When To Take Empirical Evidence Seriously

The entire Reinhart-Rogoff fiasco reminded me of my post from last year on how empirical evidence is overrated at times by a chart-happy blogosphere. Reading Nate Silver’s book gave me a better way of putting this. In his chapter on climate change, he makes the point that one reason climate change skepticism is so tenacious is that the statistical data about climate patterns really is a bit on the noisy and ambiguous side. The reason you can know that the skeptics are wrong isn’t so much because the data is so overwhelmingly persuasive, it’s that the data is overwhelmingly persuasive in light of the underlying science of how greenhouse gas emissions would cause climate change. Absent the causal theory about the greenhouse effect, simply looking at a chart of world temperatures and the correlation with CO2 emissions wouldn’t prove very much. The empirical data is important because it’s in line with the predictions of a persuasive theoretical account.

The R&R situation is basically the opposite. In the absence of a plausible account of why a high debt:GDP ratio would cause slow real growth even in the absence of high interest rates, you would want to see overwhelming empirical evidence for the existence of such an effect before you believed it. And they just didn’t have the goods. 

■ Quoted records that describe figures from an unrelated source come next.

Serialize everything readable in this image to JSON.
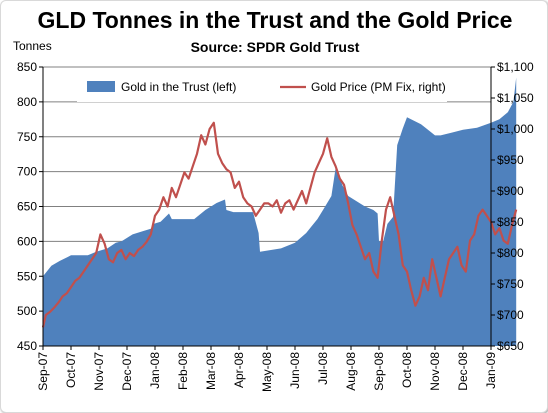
{
  "chart_data": {
    "type": "area+line",
    "title": "GLD Tonnes in the Trust and the Gold Price",
    "subtitle": "Source: SPDR Gold Trust",
    "left_axis_title": "Tonnes",
    "left_axis": {
      "min": 450,
      "max": 850,
      "ticks": [
        "450",
        "500",
        "550",
        "600",
        "650",
        "700",
        "750",
        "800",
        "850"
      ]
    },
    "right_axis": {
      "min": 650,
      "max": 1100,
      "ticks": [
        "$650",
        "$700",
        "$750",
        "$800",
        "$850",
        "$900",
        "$950",
        "$1,000",
        "$1,050",
        "$1,100"
      ]
    },
    "x_ticks": [
      "Sep-07",
      "Oct-07",
      "Nov-07",
      "Dec-07",
      "Jan-08",
      "Feb-08",
      "Mar-08",
      "Apr-08",
      "May-08",
      "Jun-08",
      "Jul-08",
      "Aug-08",
      "Sep-08",
      "Oct-08",
      "Nov-08",
      "Dec-08",
      "Jan-09"
    ],
    "grid": "horizontal",
    "legend_position": "top",
    "colors": {
      "tonnes_fill": "#4f81bd",
      "price_line": "#c0504d"
    },
    "series": [
      {
        "name": "Gold in the Trust (left)",
        "kind": "area",
        "axis": "left",
        "x": [
          0,
          0.3,
          0.6,
          0.9,
          1.0,
          1.6,
          1.9,
          2.3,
          2.6,
          2.8,
          3.2,
          3.6,
          3.85,
          3.95,
          4.2,
          4.5,
          4.6,
          5.0,
          5.4,
          5.8,
          6.0,
          6.2,
          6.5,
          6.55,
          6.8,
          7.0,
          7.5,
          7.7,
          7.75,
          8.5,
          9.0,
          9.4,
          9.6,
          9.8,
          10.0,
          10.3,
          10.45,
          10.7,
          10.9,
          11.3,
          11.5,
          11.8,
          11.95,
          12.0,
          12.15,
          12.3,
          12.5,
          12.65,
          12.85,
          13.0,
          13.5,
          14.0,
          14.2,
          14.6,
          15.0,
          15.5,
          16.0,
          16.3,
          16.6,
          16.8,
          16.9
        ],
        "values": [
          550,
          565,
          572,
          578,
          580,
          580,
          585,
          590,
          598,
          600,
          610,
          615,
          618,
          625,
          628,
          640,
          632,
          632,
          632,
          645,
          650,
          655,
          660,
          645,
          642,
          642,
          642,
          612,
          585,
          590,
          598,
          612,
          622,
          632,
          645,
          665,
          705,
          680,
          665,
          655,
          650,
          645,
          640,
          600,
          600,
          625,
          635,
          738,
          762,
          778,
          768,
          752,
          752,
          756,
          760,
          763,
          770,
          775,
          785,
          800,
          835
        ]
      },
      {
        "name": "Gold Price (PM Fix, right)",
        "kind": "line",
        "axis": "right",
        "x": [
          0,
          0.1,
          0.25,
          0.4,
          0.55,
          0.7,
          0.85,
          1.0,
          1.15,
          1.3,
          1.45,
          1.6,
          1.75,
          1.9,
          2.05,
          2.2,
          2.35,
          2.5,
          2.65,
          2.8,
          2.95,
          3.1,
          3.25,
          3.4,
          3.55,
          3.7,
          3.85,
          4.0,
          4.15,
          4.3,
          4.45,
          4.6,
          4.75,
          4.9,
          5.05,
          5.2,
          5.35,
          5.5,
          5.65,
          5.8,
          5.95,
          6.1,
          6.25,
          6.4,
          6.55,
          6.7,
          6.85,
          7.0,
          7.15,
          7.3,
          7.45,
          7.6,
          7.75,
          7.9,
          8.05,
          8.2,
          8.35,
          8.5,
          8.65,
          8.8,
          8.95,
          9.1,
          9.25,
          9.4,
          9.55,
          9.7,
          9.85,
          10.0,
          10.15,
          10.3,
          10.45,
          10.6,
          10.75,
          10.9,
          11.05,
          11.2,
          11.35,
          11.5,
          11.65,
          11.8,
          11.95,
          12.1,
          12.25,
          12.4,
          12.55,
          12.7,
          12.85,
          13.0,
          13.15,
          13.3,
          13.45,
          13.6,
          13.75,
          13.9,
          14.05,
          14.2,
          14.35,
          14.5,
          14.65,
          14.8,
          14.95,
          15.1,
          15.25,
          15.4,
          15.55,
          15.7,
          15.85,
          16.0,
          16.15,
          16.3,
          16.45,
          16.6,
          16.75,
          16.9
        ],
        "values": [
          680,
          700,
          705,
          712,
          720,
          730,
          735,
          745,
          755,
          760,
          770,
          780,
          790,
          800,
          830,
          815,
          790,
          785,
          800,
          805,
          790,
          800,
          795,
          805,
          810,
          818,
          830,
          860,
          870,
          890,
          875,
          905,
          890,
          910,
          930,
          920,
          940,
          960,
          990,
          975,
          1000,
          1010,
          960,
          945,
          935,
          930,
          905,
          915,
          890,
          880,
          875,
          860,
          870,
          880,
          880,
          875,
          885,
          865,
          880,
          885,
          870,
          885,
          900,
          880,
          905,
          930,
          945,
          960,
          985,
          955,
          940,
          920,
          910,
          880,
          845,
          830,
          810,
          790,
          800,
          770,
          760,
          820,
          870,
          890,
          860,
          830,
          780,
          770,
          740,
          715,
          730,
          760,
          740,
          790,
          760,
          730,
          760,
          790,
          800,
          810,
          780,
          770,
          820,
          830,
          860,
          870,
          860,
          850,
          830,
          840,
          820,
          815,
          845,
          870
        ]
      }
    ]
  }
}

In general you’re going to find that most empirical world in a field like economics is subject to some considerable uncertainty. It’s very difficult to run proper experiments, and when you can run proper experiments the relevance to the real world isn’t always clear. So when you look at a purported empirical finding you need to ask not only how strong is the evidence, but what’s a reasonable prior assessment before looking at the new empirical data. A correlation is never sufficient to establish a causal relationship, but it might be good evidence for the existence of one or else it might not. That depends, in part, on how strong your theory is. The only theoretical account backing the R&R causal inference was a kind of hazy moralism, which should never be good enough.